No one really knows where the term ‘slider’ came from, though it’s been suggested that it came from the US Navy where the pitching and rolling of the warships caused the greasy burgers to ‘slide’. Yah, ok. Why not? White Castle had their shtick with the little sliders and even Burger King had their ‘BK Burger Shots’ which…quite frankly I tried a number of years ago and found extremely wanting for too many reasons to explain.
And now, as folks tend to eschew meat a lot more, it makes sense to simply watch our intake, choose better quality meat, and…eat a little less. Tonight I made three Italian Pickled Mayo Sliders for our dinner because…because, well…I didn’t want my wife to have to eat leftovers from last night for both lunch and dinner.

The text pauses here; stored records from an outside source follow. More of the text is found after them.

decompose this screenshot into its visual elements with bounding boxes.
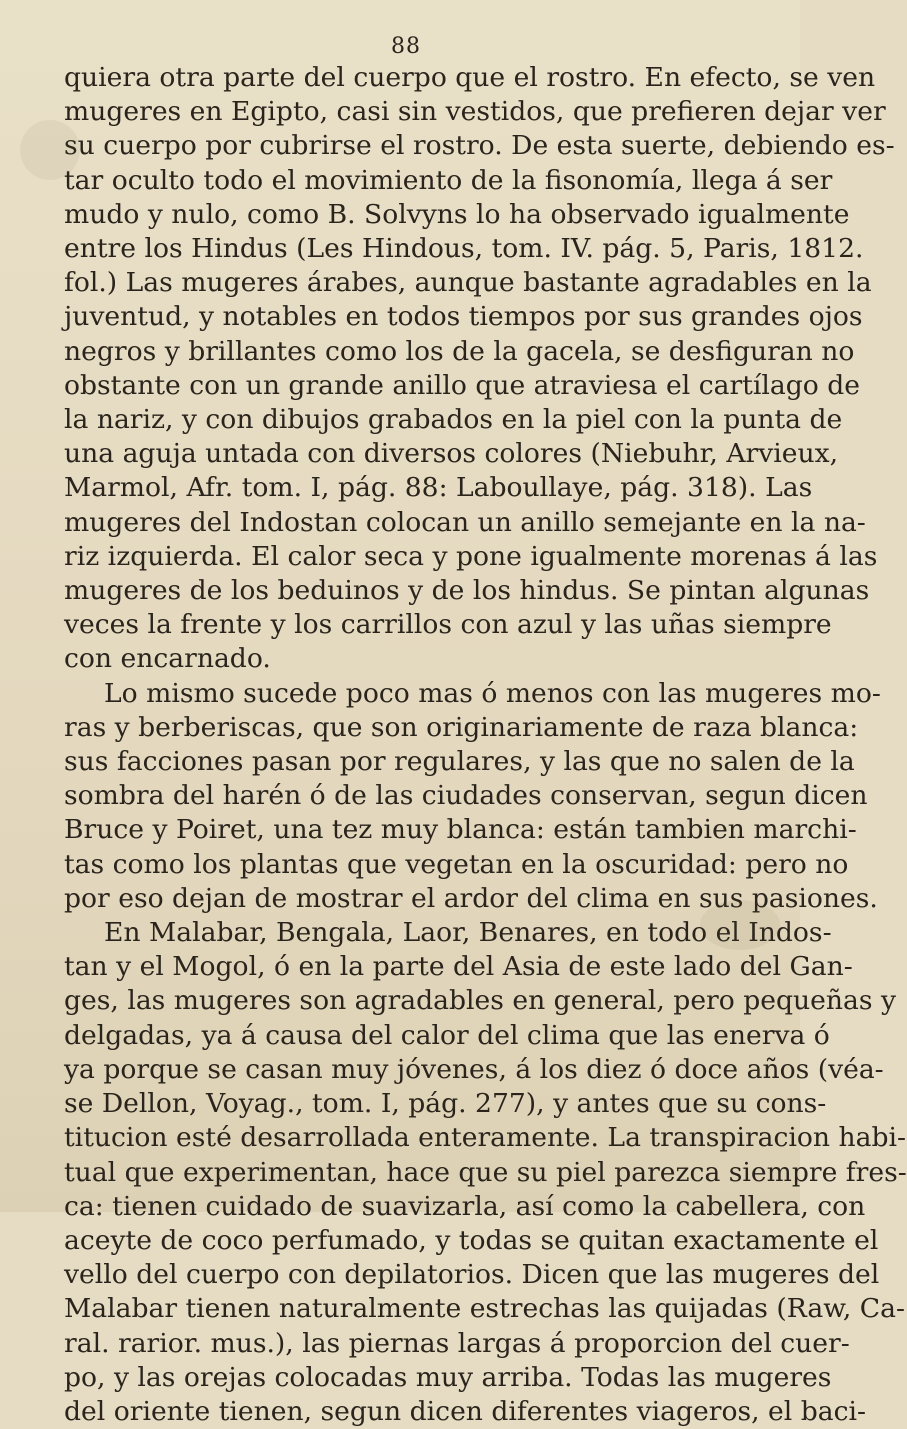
text-line: ya porque se casan muy jóvenes, á los diez ó doce años (véa- (64, 1053, 884, 1085)
text-line: tan y el Mogol, ó en la parte del Asia de este lado del Gan- (64, 951, 853, 983)
text-line: Lo mismo sucede poco mas ó menos con las mugeres mo- (104, 677, 881, 709)
text-line: por eso dejan de mostrar el ardor del clima en sus pasiones. (64, 882, 878, 914)
text-line: juventud, y notables en todos tiempos por sus grandes ojos (64, 301, 863, 333)
text-line: quiera otra parte del cuerpo que el rostro. En efecto, se ven (64, 62, 876, 93)
text-line: la nariz, y con dibujos grabados en la piel con la punta de (64, 404, 843, 436)
text-line: mugeres en Egipto, casi sin vestidos, que prefieren dejar ver (64, 96, 886, 128)
text-line: su cuerpo por cubrirse el rostro. De esta suerte, debiendo es- (64, 130, 895, 162)
text-line: Malabar tienen naturalmente estrechas las quijadas (Raw, Ca- (64, 1293, 905, 1325)
text-line: tas como los plantas que vegetan en la oscuridad: pero no (64, 848, 849, 880)
text-line: En Malabar, Bengala, Laor, Benares, en todo el Indos- (104, 917, 832, 949)
text-line: fol.) Las mugeres árabes, aunque bastante agradables en la (64, 267, 872, 299)
text-line: entre los Hindus (Les Hindous, tom. IV. pág. 5, Paris, 1812. (64, 233, 864, 265)
text-line: delgadas, ya á causa del calor del clima que las enerva ó (64, 1019, 830, 1051)
text-line: mugeres de los beduinos y de los hindus. Se pintan algunas (64, 575, 870, 607)
text-line: ral. rarior. mus.), las piernas largas á proporcion del cuer- (64, 1327, 850, 1359)
paper-stain (700, 900, 780, 950)
text-line: po, y las orejas colocadas muy arriba. Todas las mugeres (64, 1361, 832, 1393)
text-line: veces la frente y los carrillos con azul y las uñas siempre (64, 609, 832, 641)
text-line: tar oculto todo el movimiento de la fisonomía, llega á ser (64, 164, 833, 196)
text-line: ras y berberiscas, que son originariamente de raza blanca: (64, 711, 859, 743)
text-line: negros y brillantes como los de la gacela, se desfiguran no (64, 335, 855, 367)
text-line: mugeres del Indostan colocan un anillo semejante en la na- (64, 506, 866, 538)
text-line: mudo y nulo, como B. Solvyns lo ha observado igualmente (64, 198, 850, 230)
text-line: tual que experimentan, hace que su piel parezca siempre fres- (64, 1156, 907, 1188)
text-line: con encarnado. (64, 643, 271, 675)
paper-stain (20, 120, 80, 180)
text-line: sus facciones pasan por regulares, y las que no salen de la (64, 746, 855, 778)
text-line: Marmol, Afr. tom. I, pág. 88: Laboullaye, pág. 318). Las (64, 472, 813, 504)
page-number: 88 (391, 34, 421, 59)
text-line: vello del cuerpo con depilatorios. Dicen que las mugeres del (64, 1259, 880, 1291)
text-line: obstante con un grande anillo que atraviesa el cartílago de (64, 369, 860, 401)
text-line: riz izquierda. El calor seca y pone igualmente morenas á las (64, 540, 878, 572)
text-line: sombra del harén ó de las ciudades conservan, segun dicen (64, 780, 868, 812)
text-line: una aguja untada con diversos colores (Niebuhr, Arvieux, (64, 438, 839, 470)
text-line: ges, las mugeres son agradables en general, pero pequeñas y (64, 985, 896, 1017)
text-line: del oriente tienen, segun dicen diferentes viageros, el baci- (64, 1395, 866, 1427)
text-line: aceyte de coco perfumado, y todas se quitan exactamente el (64, 1224, 879, 1256)
text-line: ca: tienen cuidado de suavizarla, así como la cabellera, con (64, 1190, 866, 1222)
text-line: se Dellon, Voyag., tom. I, pág. 277), y antes que su cons- (64, 1088, 827, 1120)
text-line: Bruce y Poiret, una tez muy blanca: están tambien marchi- (64, 814, 857, 846)
text-line: titucion esté desarrollada enteramente. La transpiracion habi- (64, 1122, 907, 1154)
body-text (64, 61, 907, 1429)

Starting with the lowest, fattiest grade of ground beef (fat is your friend in moderation) I seasoned both with salt and pepper and a bit of ground breadcrumbs and sautéed them for a total of 6-7 minutes. While that proceeded, I had taken some red onion and marinated it in a bit of good quality balsamic vinegar and added it to the cooking burgers beside them to cook and caramelize them.

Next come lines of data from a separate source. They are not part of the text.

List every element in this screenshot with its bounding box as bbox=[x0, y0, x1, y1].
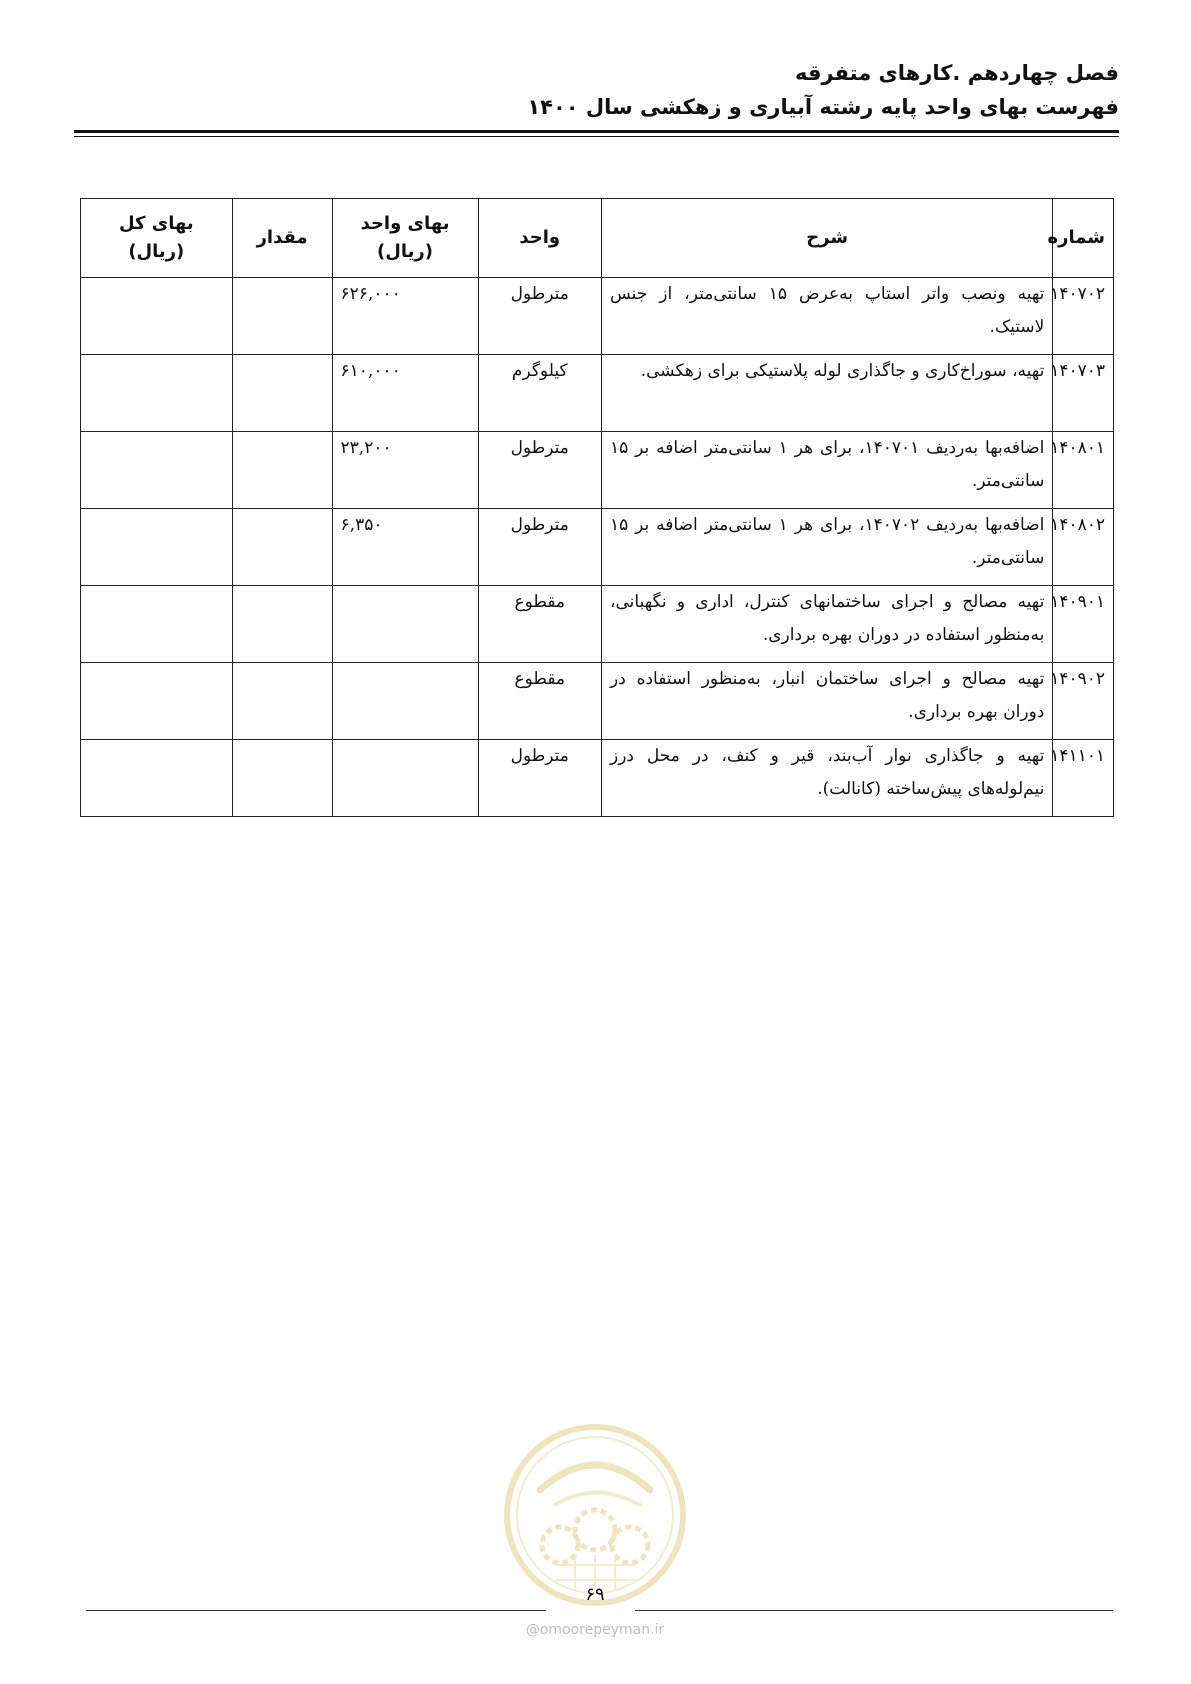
row-unit-price bbox=[332, 740, 478, 817]
row-quantity bbox=[232, 509, 332, 586]
row-code: ۱۴۱۱۰۱ bbox=[1053, 740, 1114, 817]
row-total-price bbox=[81, 740, 233, 817]
price-list-table bbox=[80, 198, 1114, 817]
row-unit-price: ۶۱۰,۰۰۰ bbox=[332, 355, 478, 432]
row-quantity bbox=[232, 278, 332, 355]
row-quantity bbox=[232, 355, 332, 432]
row-unit: مترطول bbox=[478, 509, 602, 586]
watermark-url: @omoorepeyman.ir bbox=[525, 1622, 665, 1638]
row-total-price bbox=[81, 509, 233, 586]
row-code: ۱۴۰۹۰۲ bbox=[1053, 663, 1114, 740]
header-divider-thick bbox=[74, 130, 1119, 133]
row-description: تهیه ونصب واتر استاپ به‌عرض ۱۵ سانتی‌متر، از جنس لاستیک. bbox=[602, 278, 1053, 355]
header-divider-thin bbox=[74, 136, 1119, 137]
row-unit-price bbox=[332, 663, 478, 740]
table-row bbox=[81, 740, 1114, 817]
table-row bbox=[81, 278, 1114, 355]
row-description: تهیه مصالح و اجرای ساختمان انبار، به‌منظور استفاده در دوران بهره برداری. bbox=[602, 663, 1053, 740]
column-header-unit-price: بهای واحد (ریال) bbox=[332, 199, 478, 278]
row-code: ۱۴۰۷۰۲ bbox=[1053, 278, 1114, 355]
footer-divider-right bbox=[635, 1610, 1113, 1611]
row-unit: مقطوع bbox=[478, 663, 602, 740]
page-number: ۶۹ bbox=[585, 1584, 605, 1605]
footer-divider-left bbox=[86, 1610, 546, 1611]
row-total-price bbox=[81, 663, 233, 740]
row-description: تهیه و جاگذاری نوار آب‌بند، قیر و کنف، در محل درز نیم‌لوله‌های پیش‌ساخته (کانالت). bbox=[602, 740, 1053, 817]
table-header-row bbox=[81, 199, 1114, 278]
row-unit: کیلوگرم bbox=[478, 355, 602, 432]
row-unit: مقطوع bbox=[478, 586, 602, 663]
row-total-price bbox=[81, 586, 233, 663]
column-header-code: شماره bbox=[1053, 199, 1114, 278]
document-title: فهرست بهای واحد پایه رشته آبیاری و زهکشی سال ۱۴۰۰ bbox=[527, 95, 1119, 119]
row-unit-price: ۲۳,۲۰۰ bbox=[332, 432, 478, 509]
table-row bbox=[81, 432, 1114, 509]
chapter-title: فصل چهاردهم .کارهای متفرقه bbox=[795, 61, 1119, 85]
row-description: اضافه‌بها به‌ردیف ۱۴۰۷۰۱، برای هر ۱ سانتی‌متر اضافه بر ۱۵ سانتی‌متر. bbox=[602, 432, 1053, 509]
row-code: ۱۴۰۷۰۳ bbox=[1053, 355, 1114, 432]
row-code: ۱۴۰۹۰۱ bbox=[1053, 586, 1114, 663]
row-quantity bbox=[232, 432, 332, 509]
table-row bbox=[81, 586, 1114, 663]
row-total-price bbox=[81, 355, 233, 432]
table-row bbox=[81, 509, 1114, 586]
row-code: ۱۴۰۸۰۱ bbox=[1053, 432, 1114, 509]
column-header-description: شرح bbox=[602, 199, 1053, 278]
row-quantity bbox=[232, 586, 332, 663]
row-quantity bbox=[232, 663, 332, 740]
table-row bbox=[81, 355, 1114, 432]
column-header-total-price: بهای کل (ریال) bbox=[81, 199, 233, 278]
row-unit-price: ۶,۳۵۰ bbox=[332, 509, 478, 586]
row-code: ۱۴۰۸۰۲ bbox=[1053, 509, 1114, 586]
row-unit-price bbox=[332, 586, 478, 663]
column-header-unit: واحد bbox=[478, 199, 602, 278]
row-quantity bbox=[232, 740, 332, 817]
watermark-logo bbox=[500, 1420, 690, 1610]
table-row bbox=[81, 663, 1114, 740]
row-description: تهیه مصالح و اجرای ساختمانهای کنترل، اداری و نگهبانی، به‌منظور استفاده در دوران بهره برداری. bbox=[602, 586, 1053, 663]
row-description: تهیه، سوراخ‌کاری و جاگذاری لوله پلاستیکی برای زهکشی. bbox=[602, 355, 1053, 432]
row-unit-price: ۶۲۶,۰۰۰ bbox=[332, 278, 478, 355]
row-unit: مترطول bbox=[478, 278, 602, 355]
row-description: اضافه‌بها به‌ردیف ۱۴۰۷۰۲، برای هر ۱ سانتی‌متر اضافه بر ۱۵ سانتی‌متر. bbox=[602, 509, 1053, 586]
page-header bbox=[74, 56, 1119, 124]
row-total-price bbox=[81, 278, 233, 355]
row-total-price bbox=[81, 432, 233, 509]
column-header-quantity: مقدار bbox=[232, 199, 332, 278]
row-unit: مترطول bbox=[478, 740, 602, 817]
row-unit: مترطول bbox=[478, 432, 602, 509]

Meanwhile, I cut up some varied cornichons, olives, sun-dried tomatoes, artichoke hearts, and mushrooms I’d gathered at the Berkeley Bowl olive bar and mixed them in with some mayonnaise. When the burgers were finished, I set them to drain on some paper towels, spread the mayo/pickle mixture on the bottom of each one of the slider buns, and put the burger on top, each with a small slice of provolone. Draped over this were the balsamic red onion strands, and then a mix or arugula and Asian baby greens.
I’ve got to say…very delicious and layered; the juicy burger, the crunchy and tart mayo pickle mixture, the creamy, melted cheese, and the sweet finish of the balsamicized red onions. I had two and my wife had one, finished off with a bit of a Spanish Rioja our friend Nena brought over the other night. And kinda guilt-free, too. Fewer calories, great taste.

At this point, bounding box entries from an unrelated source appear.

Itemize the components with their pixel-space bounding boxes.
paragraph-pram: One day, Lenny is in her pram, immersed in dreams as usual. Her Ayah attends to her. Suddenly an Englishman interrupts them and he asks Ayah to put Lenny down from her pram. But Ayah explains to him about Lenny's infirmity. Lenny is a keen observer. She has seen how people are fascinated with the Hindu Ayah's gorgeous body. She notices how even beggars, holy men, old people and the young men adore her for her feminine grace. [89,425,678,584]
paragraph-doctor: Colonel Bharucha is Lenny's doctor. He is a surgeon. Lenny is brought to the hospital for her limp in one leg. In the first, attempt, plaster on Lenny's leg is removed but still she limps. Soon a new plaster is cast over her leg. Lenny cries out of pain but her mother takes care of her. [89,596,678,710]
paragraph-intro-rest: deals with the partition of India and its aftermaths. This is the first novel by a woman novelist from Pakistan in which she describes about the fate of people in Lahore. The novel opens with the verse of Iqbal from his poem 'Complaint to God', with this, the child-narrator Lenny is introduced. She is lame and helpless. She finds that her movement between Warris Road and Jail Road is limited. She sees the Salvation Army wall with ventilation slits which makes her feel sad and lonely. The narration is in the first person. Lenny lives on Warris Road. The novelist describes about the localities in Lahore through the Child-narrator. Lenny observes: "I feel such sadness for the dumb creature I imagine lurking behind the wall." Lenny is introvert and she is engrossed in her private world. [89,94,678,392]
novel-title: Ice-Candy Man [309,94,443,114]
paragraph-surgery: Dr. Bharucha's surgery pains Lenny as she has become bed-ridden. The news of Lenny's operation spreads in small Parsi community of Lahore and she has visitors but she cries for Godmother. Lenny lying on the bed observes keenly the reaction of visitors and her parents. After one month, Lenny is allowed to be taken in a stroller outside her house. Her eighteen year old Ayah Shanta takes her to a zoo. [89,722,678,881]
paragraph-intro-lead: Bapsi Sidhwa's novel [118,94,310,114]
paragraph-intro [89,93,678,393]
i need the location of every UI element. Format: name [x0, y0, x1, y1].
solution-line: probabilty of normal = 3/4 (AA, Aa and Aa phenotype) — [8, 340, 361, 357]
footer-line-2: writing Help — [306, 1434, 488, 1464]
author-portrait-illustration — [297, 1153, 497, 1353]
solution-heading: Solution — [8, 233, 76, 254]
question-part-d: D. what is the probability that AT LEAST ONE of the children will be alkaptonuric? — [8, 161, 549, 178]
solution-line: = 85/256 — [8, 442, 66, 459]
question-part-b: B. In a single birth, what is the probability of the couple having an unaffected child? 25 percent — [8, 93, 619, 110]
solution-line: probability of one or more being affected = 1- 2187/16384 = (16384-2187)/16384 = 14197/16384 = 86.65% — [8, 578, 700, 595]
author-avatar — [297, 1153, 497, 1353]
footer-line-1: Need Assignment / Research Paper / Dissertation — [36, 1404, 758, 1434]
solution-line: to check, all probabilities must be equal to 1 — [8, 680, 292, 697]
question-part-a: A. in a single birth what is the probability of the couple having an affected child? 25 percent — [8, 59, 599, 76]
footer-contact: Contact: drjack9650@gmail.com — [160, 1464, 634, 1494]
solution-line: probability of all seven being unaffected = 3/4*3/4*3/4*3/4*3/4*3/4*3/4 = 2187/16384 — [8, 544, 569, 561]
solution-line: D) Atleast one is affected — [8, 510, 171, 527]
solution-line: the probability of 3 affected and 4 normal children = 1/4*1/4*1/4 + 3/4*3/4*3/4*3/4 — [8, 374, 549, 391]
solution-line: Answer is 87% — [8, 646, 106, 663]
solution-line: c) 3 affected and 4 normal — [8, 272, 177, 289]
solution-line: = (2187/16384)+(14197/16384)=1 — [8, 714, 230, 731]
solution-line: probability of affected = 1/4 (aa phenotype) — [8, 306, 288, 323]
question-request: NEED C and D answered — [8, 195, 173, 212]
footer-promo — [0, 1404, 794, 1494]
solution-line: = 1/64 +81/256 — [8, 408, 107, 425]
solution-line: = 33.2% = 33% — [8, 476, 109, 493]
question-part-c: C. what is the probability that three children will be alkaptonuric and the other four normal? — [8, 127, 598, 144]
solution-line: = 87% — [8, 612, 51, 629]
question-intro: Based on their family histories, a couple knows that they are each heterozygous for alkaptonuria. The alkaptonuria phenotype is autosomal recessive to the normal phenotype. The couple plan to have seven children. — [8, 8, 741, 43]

Its simple meals like this that puts paid to the notion that paying. $12-15 for a god-damned hamburger, be it 510, True, or Victory. I have nothing against these burgers or these businesses, but while they do a great job of supporting alternative food distribution, local and sustainably raised produce and beef, and maybe even social justice with a living wage…it’s still…$10-15 for a burger with all the trimmings.
That’s still a bit crazy to me. I guess I’m fortunate that I’m a capable cook and can make these basic dishes on my own. With nary a view to their own approach or recipes, I put this together after visiting a couple of websites touting their ‘Italian burger’.
Look, folks. Spend $10-15 for a burger if you must. These places are making a stand and making changes, and they probably have better cocktails and beers than I could make. And ambience, and the joy of eating out. All good.
But it’s a #%$&ing burger. Make one at home; make two and invite a friend or a neighbor over. Open a bottle of beer. Start with ‘burger’ and then think…oh, Italian. Or German, or Thai. Maybe even Russian. Go with it. Have fun.